Intuitively, if some factor becomes more expensive less of the factor is used $\frac{\partial x^*_j(p,q)}{\partial q_j}<0$. Using less of the factor $j$ would decrease the marginal productivity of the factor $i$ if $\frac{\partial^2 f(x_1,...,x_K)}{\partial x_i \partial x_j} > 0$ which in itself would lead one to assume that $\partial x_i^*(p,q)/\partial q_j <0$. However, if I remember correctly this result does not hold in general for $K>2$.
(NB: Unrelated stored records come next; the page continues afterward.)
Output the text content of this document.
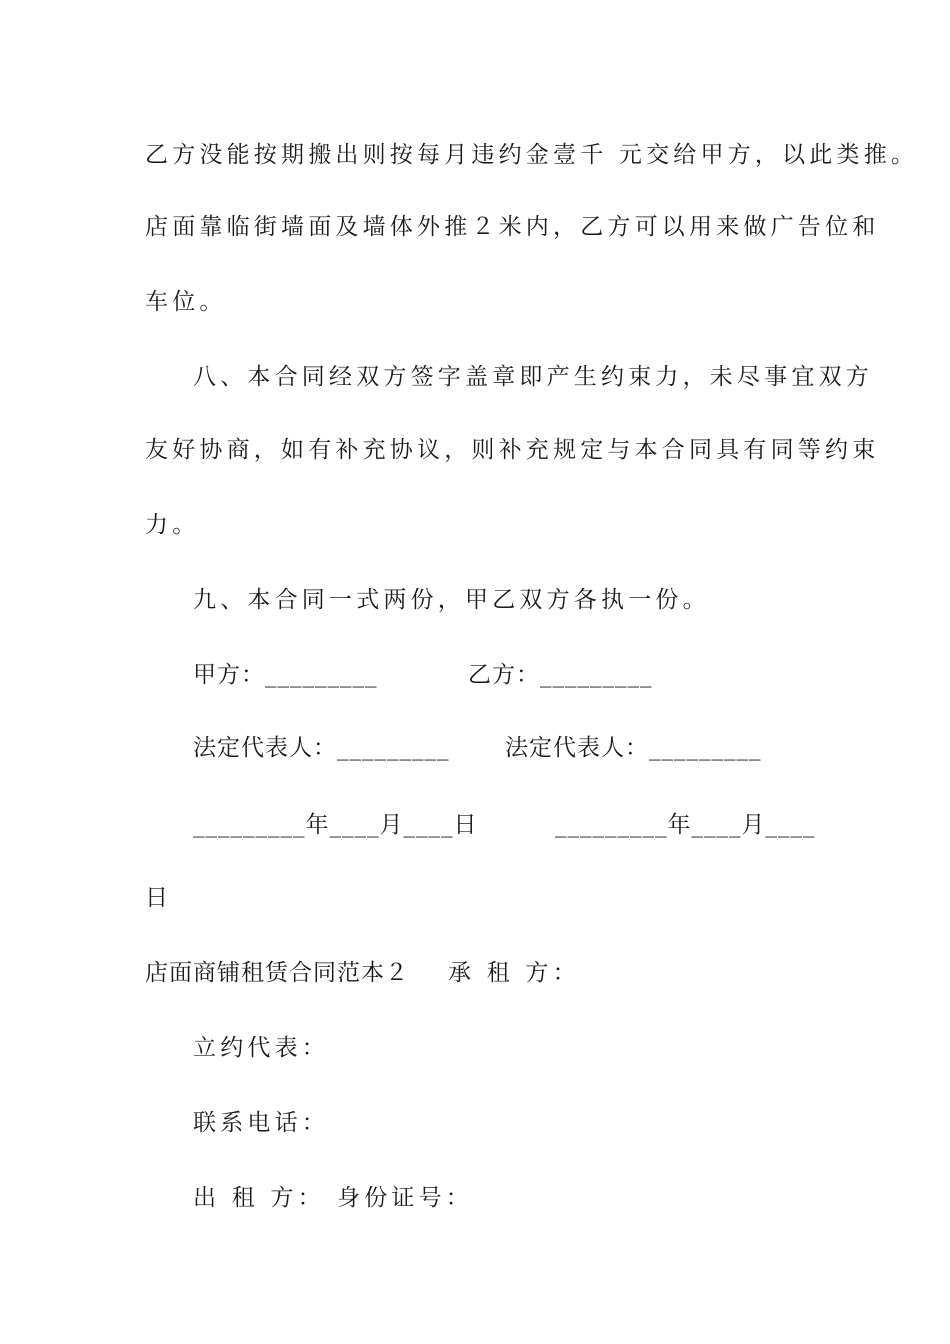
乙方没能按期搬出则按每月违约金壹千 元交给甲方，以此类推。
店面靠临街墙面及墙体外推２米内，乙方可以用来做广告位和
车位。
八、本合同经双方签字盖章即产生约束力，未尽事宜双方
友好协商，如有补充协议，则补充规定与本合同具有同等约束
力。
九、本合同一式两份，甲乙双方各执一份。
甲方：_________	乙方：_________
法定代表人：_________ 法定代表人：_________
_________年____月____日	_________年____月____
日
店面商铺租赁合同范本２ 承 租 方：
立约代表：
联系电话：
出 租 方： 身份证号：
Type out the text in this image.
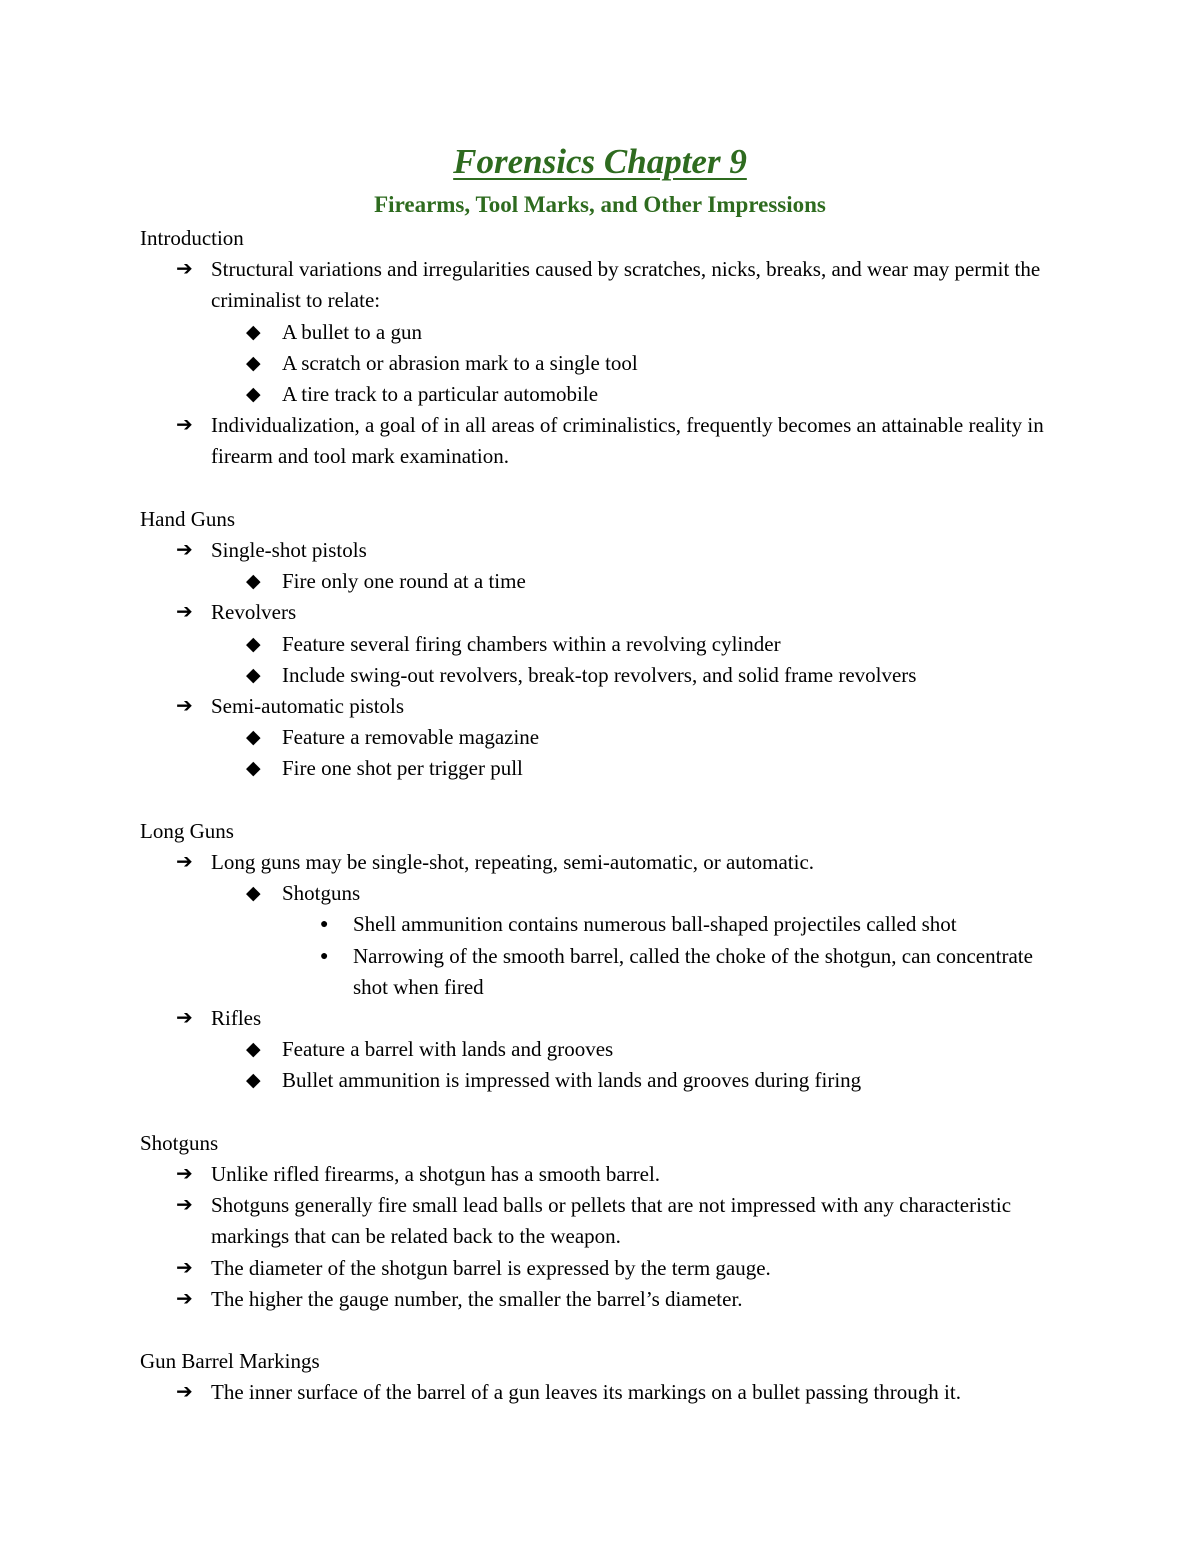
Forensics Chapter 9
Firearms, Tool Marks, and Other Impressions
Introduction
➔ Structural variations and irregularities caused by scratches, nicks, breaks, and wear may permit the criminalist to relate:
◆ A bullet to a gun
◆ A scratch or abrasion mark to a single tool
◆ A tire track to a particular automobile
➔ Individualization, a goal of in all areas of criminalistics, frequently becomes an attainable reality in firearm and tool mark examination.
Hand Guns
➔ Single-shot pistols
◆ Fire only one round at a time
➔ Revolvers
◆ Feature several firing chambers within a revolving cylinder
◆ Include swing-out revolvers, break-top revolvers, and solid frame revolvers
➔ Semi-automatic pistols
◆ Feature a removable magazine
◆ Fire one shot per trigger pull
Long Guns
➔ Long guns may be single-shot, repeating, semi-automatic, or automatic.
◆ Shotguns
● Shell ammunition contains numerous ball-shaped projectiles called shot
● Narrowing of the smooth barrel, called the choke of the shotgun, can concentrate shot when fired
➔ Rifles
◆ Feature a barrel with lands and grooves
◆ Bullet ammunition is impressed with lands and grooves during firing
Shotguns
➔ Unlike rifled firearms, a shotgun has a smooth barrel.
➔ Shotguns generally fire small lead balls or pellets that are not impressed with any characteristic markings that can be related back to the weapon.
➔ The diameter of the shotgun barrel is expressed by the term gauge.
➔ The higher the gauge number, the smaller the barrel’s diameter.
Gun Barrel Markings
➔ The inner surface of the barrel of a gun leaves its markings on a bullet passing through it.
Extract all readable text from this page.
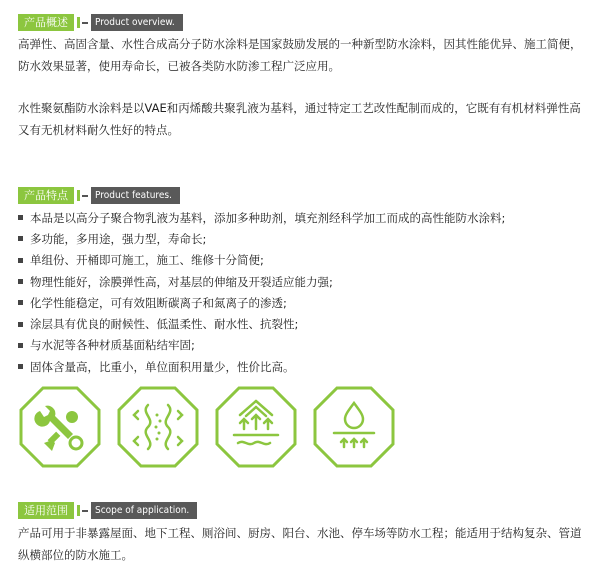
产品概述	Product overview.

高弹性、高固含量、水性合成高分子防水涂料是国家鼓励发展的一种新型防水涂料，因其性能优异、施工简便，防水效果显著，使用寿命长，已被各类防水防渗工程广泛应用。

水性聚氨酯防水涂料是以VAE和丙烯酸共聚乳液为基料，通过特定工艺改性配制而成的，它既有有机材料弹性高又有无机材料耐久性好的特点。

产品特点	Product features.
本品是以高分子聚合物乳液为基料，添加多种助剂，填充剂经科学加工而成的高性能防水涂料;
多功能，多用途，强力型，寿命长;
单组份、开桶即可施工，施工、维修十分简便;
物理性能好，涂膜弹性高，对基层的伸缩及开裂适应能力强;
化学性能稳定，可有效阻断碳离子和氮离子的渗透;
涂层具有优良的耐候性、低温柔性、耐水性、抗裂性;
与水泥等各种材质基面粘结牢固;
固体含量高，比重小，单位面积用量少，性价比高。
适用范围	Scope of application.

产品可用于非暴露屋面、地下工程、厕浴间、厨房、阳台、水池、停车场等防水工程；能适用于结构复杂、管道纵横部位的防水施工。
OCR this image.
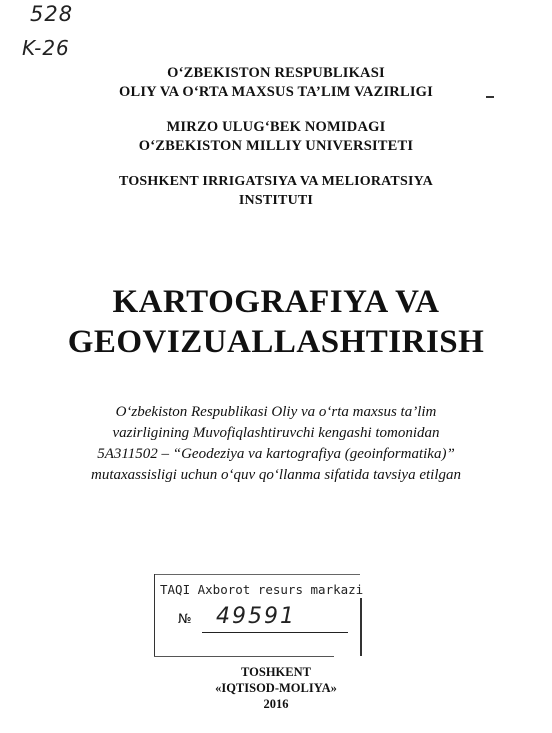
528
K-26
O‘ZBEKISTON RESPUBLIKASI
OLIY VA O‘RTA MAXSUS TA’LIM VAZIRLIGI
MIRZO ULUG‘BEK NOMIDAGI
O‘ZBEKISTON MILLIY UNIVERSITETI
TOSHKENT IRRIGATSIYA VA MELIORATSIYA
INSTITUTI
KARTOGRAFIYA VA
GEOVIZUALLASHTIRISH
O‘zbekiston Respublikasi Oliy va o‘rta maxsus ta’lim
vazirligining Muvofiqlashtiruvchi kengashi tomonidan
5A311502 – “Geodeziya va kartografiya (geoinformatika)”
mutaxassisligi uchun o‘quv qo‘llanma sifatida tavsiya etilgan
TAQI Axborot resurs markazi
№ 49591
TOSHKENT
«IQTISOD-MOLIYA»
2016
However, it seems to me that condition (A) would rule out the existence of indirect effects resulting from a price increase in $q_j$ leading to lower demand of $x_j$ and with less use of $x_j$ less use of $x_i$ being counteracted by the fact that less use of some third factor $x_s$ having a positive effect on the marginal productivity of $x_i$. Hence, contrary to condition (A) requiring that

$$ \frac{\partial^2 f(x_1,...,x_K)}{\partial x_i \partial x_s} < 0.$$

Answer 1

I think your intuition is correct and can be shown formally under your constraint.

When you say that:

$$\frac{\partial^2 f(x_1,...,x_K)}{\partial x_i \partial x_j} > 0, \phantom{xxx}i\not = j$$

You are forcing all the off-diagonal elements of the Hessian ($H$) to be positive. Now we know that $H$ is negative semi-definite. If we assume that it is negative definite (which will also force $f(.)$ to be strictly concave) then $H$ is invertible and its inverse is also symmetric negative definite. So we can write the Jacobian $(\nabla_qx^*)$ using SOC as:

$$\nabla_qx^* = (1/p)H^{-1}$$

Now use the result (it took me a while to find this but couldn't prove myself) that if off-diagonal elements of $H$ are non-negative then for $H^{-1}$ they will be non-positive (in the link it is for positive definite but should be directly extendible). This proves your intuition that the off-diagonal elements of the Jacobian will also be negative (or at least non-positive) which is what you are looking for.